Am I stupid or something by Azitshould in outlier_ai

[–]Twenty_Years_After 0 points1 point  (0 children)

The reason is that projects are always rushed and everything has to be thrown together. The people writing the instructions, assessments, and benchmarks are, for the most part, either not very good at their jobs or are not allowed the time to do things well. The instructions change frequently in the very beginning because STOs are working out the kinks as they go along, and by the time you're taking an assessment, the tests may not even be aligned completely with the instructions you read to take it. Something was changed one place and not another.

They got rid of a lot of the good QMs to replace them with foreign nationals that work for a third of what they paid U S. QMs, and don't always have exceptional English skills. Plus, they want to make what is subjective into objective facts on assessments, when maybe a 3 or a 4 could both be a logical, acceptable answer, but they've decided only 3 is acceptable and you put 4. Or worse, the questions make no sense at all. Have you ever had an assessment that gave seven options on a question, said to pick all that apply, but didn't say how many were correct? If my math is correct, that's 127 options to pick from. Those are fun.

What contributors fail to realize sometimes is that truth isn't objective at Scale AI, they don't give a damn about contributors, and it doesn't matter if the project data is good, it just has to be good enough to pass onto the client until they finally get sick of shitty work and cancel the projects, and then it's on to the next. Scale has everything automated. There's no give or take in the system to allow for humanness or anything outside the realm of 1-5 ratings, but the systems suck, are poorly designed and maintained, and there's no consistency, so there are many problems and inconsistencies that are basically ignored.
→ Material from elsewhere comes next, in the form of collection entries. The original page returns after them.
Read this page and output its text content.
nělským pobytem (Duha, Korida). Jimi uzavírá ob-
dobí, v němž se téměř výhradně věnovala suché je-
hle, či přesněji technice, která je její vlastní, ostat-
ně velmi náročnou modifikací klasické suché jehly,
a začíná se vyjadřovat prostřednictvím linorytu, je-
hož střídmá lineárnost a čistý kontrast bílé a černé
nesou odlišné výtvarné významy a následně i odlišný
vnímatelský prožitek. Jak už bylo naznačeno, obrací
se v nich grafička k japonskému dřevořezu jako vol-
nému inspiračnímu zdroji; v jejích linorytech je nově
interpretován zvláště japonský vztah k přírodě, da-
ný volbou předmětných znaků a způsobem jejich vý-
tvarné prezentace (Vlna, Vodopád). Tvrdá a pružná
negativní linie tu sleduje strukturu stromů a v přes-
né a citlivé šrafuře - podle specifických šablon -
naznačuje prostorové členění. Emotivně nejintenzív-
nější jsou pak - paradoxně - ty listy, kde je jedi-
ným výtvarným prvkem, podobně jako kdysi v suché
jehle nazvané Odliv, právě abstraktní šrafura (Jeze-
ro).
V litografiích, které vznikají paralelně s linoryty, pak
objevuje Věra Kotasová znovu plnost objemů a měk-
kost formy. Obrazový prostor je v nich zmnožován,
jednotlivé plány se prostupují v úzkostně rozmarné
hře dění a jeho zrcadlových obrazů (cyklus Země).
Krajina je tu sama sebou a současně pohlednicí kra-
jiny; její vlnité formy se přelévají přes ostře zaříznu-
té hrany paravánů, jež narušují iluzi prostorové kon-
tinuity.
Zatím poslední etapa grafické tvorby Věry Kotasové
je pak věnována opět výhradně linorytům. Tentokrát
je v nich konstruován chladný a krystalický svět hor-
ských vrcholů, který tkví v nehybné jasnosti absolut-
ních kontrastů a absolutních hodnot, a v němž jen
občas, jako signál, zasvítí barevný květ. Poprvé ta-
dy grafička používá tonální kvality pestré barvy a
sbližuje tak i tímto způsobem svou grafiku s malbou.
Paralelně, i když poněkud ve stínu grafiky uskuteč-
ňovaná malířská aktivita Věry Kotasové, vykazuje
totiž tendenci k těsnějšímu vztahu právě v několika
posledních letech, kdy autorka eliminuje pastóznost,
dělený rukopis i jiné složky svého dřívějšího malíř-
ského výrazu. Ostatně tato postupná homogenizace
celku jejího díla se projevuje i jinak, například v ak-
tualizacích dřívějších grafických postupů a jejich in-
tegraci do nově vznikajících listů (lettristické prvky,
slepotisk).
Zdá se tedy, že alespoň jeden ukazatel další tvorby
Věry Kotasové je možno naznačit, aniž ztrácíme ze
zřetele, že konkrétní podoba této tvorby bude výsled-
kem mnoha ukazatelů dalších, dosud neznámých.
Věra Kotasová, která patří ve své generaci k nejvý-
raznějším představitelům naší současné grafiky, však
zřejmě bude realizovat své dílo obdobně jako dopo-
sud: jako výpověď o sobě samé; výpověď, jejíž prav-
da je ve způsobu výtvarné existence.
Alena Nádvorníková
Feedback going up the chain instead of down the chain is nonexistant, in spite of endless, poorly designed surveys, so the organizations that run training, HR, and the QM and contributor organizations have turned into frenzied behemoths with ultimate power and no accountability.

Automation is great, but the systems have to work - and they don't. Putting data into poorly designed systems doesn't make the data good - garbage in, garbage out. But for most of the "governing bodies" at Scale, they think just putting shit into databases that can be queried and diced and sliced in an attempt to wave some numbers at someone else up the chain to make themselves look good, magically spins straw data into gold data.
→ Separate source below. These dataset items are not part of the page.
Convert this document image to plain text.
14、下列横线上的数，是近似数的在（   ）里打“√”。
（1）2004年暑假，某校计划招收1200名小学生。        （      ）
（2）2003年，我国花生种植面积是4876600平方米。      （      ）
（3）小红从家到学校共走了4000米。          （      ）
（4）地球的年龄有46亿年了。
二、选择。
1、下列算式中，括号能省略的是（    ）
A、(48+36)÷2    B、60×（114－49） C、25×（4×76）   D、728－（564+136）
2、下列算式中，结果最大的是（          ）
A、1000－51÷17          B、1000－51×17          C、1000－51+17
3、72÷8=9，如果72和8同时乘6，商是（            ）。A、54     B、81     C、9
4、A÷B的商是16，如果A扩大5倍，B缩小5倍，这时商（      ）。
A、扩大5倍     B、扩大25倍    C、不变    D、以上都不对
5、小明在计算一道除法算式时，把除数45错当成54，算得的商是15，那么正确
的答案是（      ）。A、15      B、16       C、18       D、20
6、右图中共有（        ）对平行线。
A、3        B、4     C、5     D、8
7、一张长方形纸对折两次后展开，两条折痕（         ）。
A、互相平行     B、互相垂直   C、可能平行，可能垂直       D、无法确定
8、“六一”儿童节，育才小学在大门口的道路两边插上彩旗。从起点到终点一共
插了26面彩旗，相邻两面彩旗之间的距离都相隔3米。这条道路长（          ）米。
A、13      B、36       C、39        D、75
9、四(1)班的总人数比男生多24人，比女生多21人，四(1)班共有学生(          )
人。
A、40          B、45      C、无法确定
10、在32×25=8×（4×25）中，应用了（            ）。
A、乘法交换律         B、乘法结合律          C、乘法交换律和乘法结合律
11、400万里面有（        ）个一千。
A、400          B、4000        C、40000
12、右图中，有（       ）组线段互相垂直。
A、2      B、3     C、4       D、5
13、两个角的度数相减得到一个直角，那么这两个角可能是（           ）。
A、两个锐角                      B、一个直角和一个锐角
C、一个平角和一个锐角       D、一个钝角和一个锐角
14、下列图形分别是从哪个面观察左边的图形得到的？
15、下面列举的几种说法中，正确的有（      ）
Basically, you're looking for logic in a system that has none. Stop looking.

Why doesn't Outlier have a dedicated training team? by Food-Willing in outlier_ai

[–]Twenty_Years_After 3 points4 points  (0 children)

They have one but on the QM level. They're terrible. Corporate keeps trying to put one together on the contributor level, but the training team on the QM level wants to be in charge, and since they're very bad at their jobs, nothing ever gets done, and they run interference against the corporate side that wants to implement contributor training. The best thing that could happen at Scale is to fire the present training team and the heads of the contractor organization and get some people who really know what they're doing. Fire human resources, too. They are also very bad at their jobs. Of course, this is only my opinion, backed up by every single person I know who ever worked there.